1. A circunstância de a taxa de juros remuneratórios praticada pela instituição financeira exceder a taxa média do mercado não induz, por si só, a conclusão de abusividade, consistindo a referida taxa em um referencial a ser considerado, e não em um limite que deva ser necessariamente observado pelas instituições financeiras. 2. Para considerar abusivos os juros remuneratórios praticados é imprescindível que se proceda, em cada caso específico, a uma demonstração cabal de sua abusividade (REsp 1.061.530/RS, Rel. Ministra NANCY ANDRIGHI, SEGUNDA SEÇÃO, julgado em 22/10/2008, DJede 10/3/2009; REsp 271.214/RS, Rel.
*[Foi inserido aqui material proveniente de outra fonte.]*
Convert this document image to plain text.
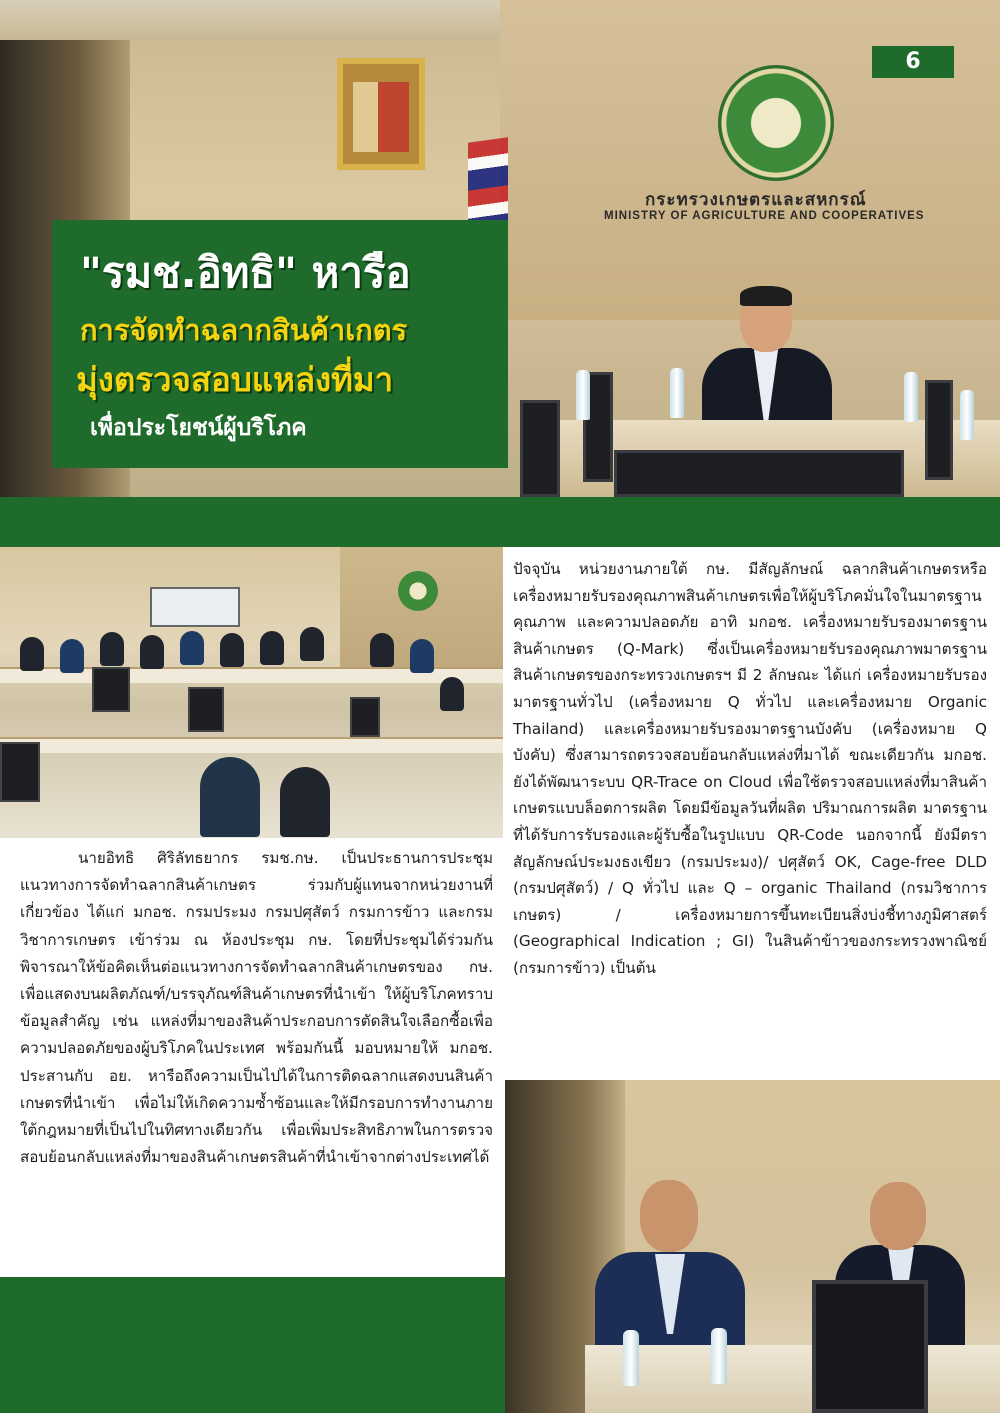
กระทรวงเกษตรและสหกรณ์
MINISTRY OF AGRICULTURE AND COOPERATIVES
6
"รมช.อิทธิ" หารือ
การจัดทำฉลากสินค้าเกตร
มุ่งตรวจสอบแหล่งที่มา
เพื่อประโยชน์ผู้บริโภค
นายอิทธิ ศิริลัทธยากร รมช.กษ. เป็นประธานการประชุมแนวทางการจัดทำฉลากสินค้าเกษตร ร่วมกับผู้แทนจากหน่วยงานที่เกี่ยวข้อง ได้แก่ มกอช. กรมประมง กรมปศุสัตว์ กรมการข้าว และกรมวิชาการเกษตร เข้าร่วม ณ ห้องประชุม กษ. โดยที่ประชุมได้ร่วมกันพิจารณาให้ข้อคิดเห็นต่อแนวทางการจัดทำฉลากสินค้าเกษตรของ กษ. เพื่อแสดงบนผลิตภัณฑ์/บรรจุภัณฑ์สินค้าเกษตรที่นำเข้า ให้ผู้บริโภคทราบข้อมูลสำคัญ เช่น แหล่งที่มาของสินค้าประกอบการตัดสินใจเลือกซื้อเพื่อความปลอดภัยของผู้บริโภคในประเทศ พร้อมกันนี้ มอบหมายให้ มกอช. ประสานกับ อย. หารือถึงความเป็นไปได้ในการติดฉลากแสดงบนสินค้าเกษตรที่นำเข้า เพื่อไม่ให้เกิดความซ้ำซ้อนและให้มีกรอบการทำงานภายใต้กฎหมายที่เป็นไปในทิศทางเดียวกัน เพื่อเพิ่มประสิทธิภาพในการตรวจสอบย้อนกลับแหล่งที่มาของสินค้าเกษตรสินค้าที่นำเข้าจากต่างประเทศได้
ปัจจุบัน หน่วยงานภายใต้ กษ. มีสัญลักษณ์ ฉลากสินค้าเกษตรหรือเครื่องหมายรับรองคุณภาพสินค้าเกษตรเพื่อให้ผู้บริโภคมั่นใจในมาตรฐาน คุณภาพ และความปลอดภัย อาทิ มกอช. เครื่องหมายรับรองมาตรฐานสินค้าเกษตร (Q-Mark) ซึ่งเป็นเครื่องหมายรับรองคุณภาพมาตรฐานสินค้าเกษตรของกระทรวงเกษตรฯ มี 2 ลักษณะ ได้แก่ เครื่องหมายรับรองมาตรฐานทั่วไป (เครื่องหมาย Q ทั่วไป และเครื่องหมาย Organic Thailand) และเครื่องหมายรับรองมาตรฐานบังคับ (เครื่องหมาย Q บังคับ) ซึ่งสามารถตรวจสอบย้อนกลับแหล่งที่มาได้ ขณะเดียวกัน มกอช. ยังได้พัฒนาระบบ QR-Trace on Cloud เพื่อใช้ตรวจสอบแหล่งที่มาสินค้าเกษตรแบบล็อตการผลิต โดยมีข้อมูลวันที่ผลิต ปริมาณการผลิต มาตรฐานที่ได้รับการรับรองและผู้รับซื้อในรูปแบบ QR-Code นอกจากนี้ ยังมีตราสัญลักษณ์ประมงธงเขียว (กรมประมง)/ ปศุสัตว์ OK, Cage-free DLD (กรมปศุสัตว์) / Q ทั่วไป และ Q – organic Thailand (กรมวิชาการเกษตร) / เครื่องหมายการขึ้นทะเบียนสิ่งบ่งชี้ทางภูมิศาสตร์ (Geographical Indication ; GI) ในสินค้าข้าวของกระทรวงพาณิชย์ (กรมการข้าว) เป็นต้น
Ministro ARI PARGENDLER, Rel. p/Acórdão Ministro CARLOS ALBERTO “MENEZES DIREITO, SEGUNDA SEÇÃO, julgado em 12/3/2003, DJ de 4/8/2003). 3. Agravo regimental a que se nega provimento. (STJ - AgRg nos EDcl no Ag: 1322378 RN 2010/0117588-0, Relator: Ministro RAUL ARAÚJO, Data de Julgamento: 14/06/2011, T4 - QUARTA TURMA, Data de Publicação: DJe 01/08/2011)
O código de defesa do consumidor – CDC – não proíbe que as taxas de juros sejam elevadas, ele veda apenas que não sejam abusivas de forma a causar danos à parte aderente ao contrato.
Denota-se, portanto, a ausência de abusividade dos referidos juros, pois estão fixados dentro de um padrão de razoabilidade e proporcionalidade, além de terem sido livremente pactuados entre as partes, em consonância com o patamar da taxa média de mercado apurada pelo BACEN, relativamente às operações de igual natureza, na época em que firmado o contrato.
E para além do que foi explanado acima, também compreendo que a taxa média de juros serve apenas como um referencial a ser observado, portanto a média de mercado não pode ser considerada o limite, justamente porque é uma média; ela incorpora as menores e maiores taxas praticadas pelo mercado, em operações de diferentes níveis de risco.
Ademais, creio que eventual abuso na relação consumerista ou nulidade em alguma cláusula contratual entre a parte agravante e o Banco Bradesco S/A deverá ser apontada na fase da instrução processual no processo de origem, pois, aparentemente, até o presente momento, não vislumbro a presença de vícios que possam macular o negócio celebrado entre as partes.
Ante o exposto, conheço do agravo de instrumento para negar-lhe total provimento, mantendo integralmente a decisão agravada do juízo “a quo”.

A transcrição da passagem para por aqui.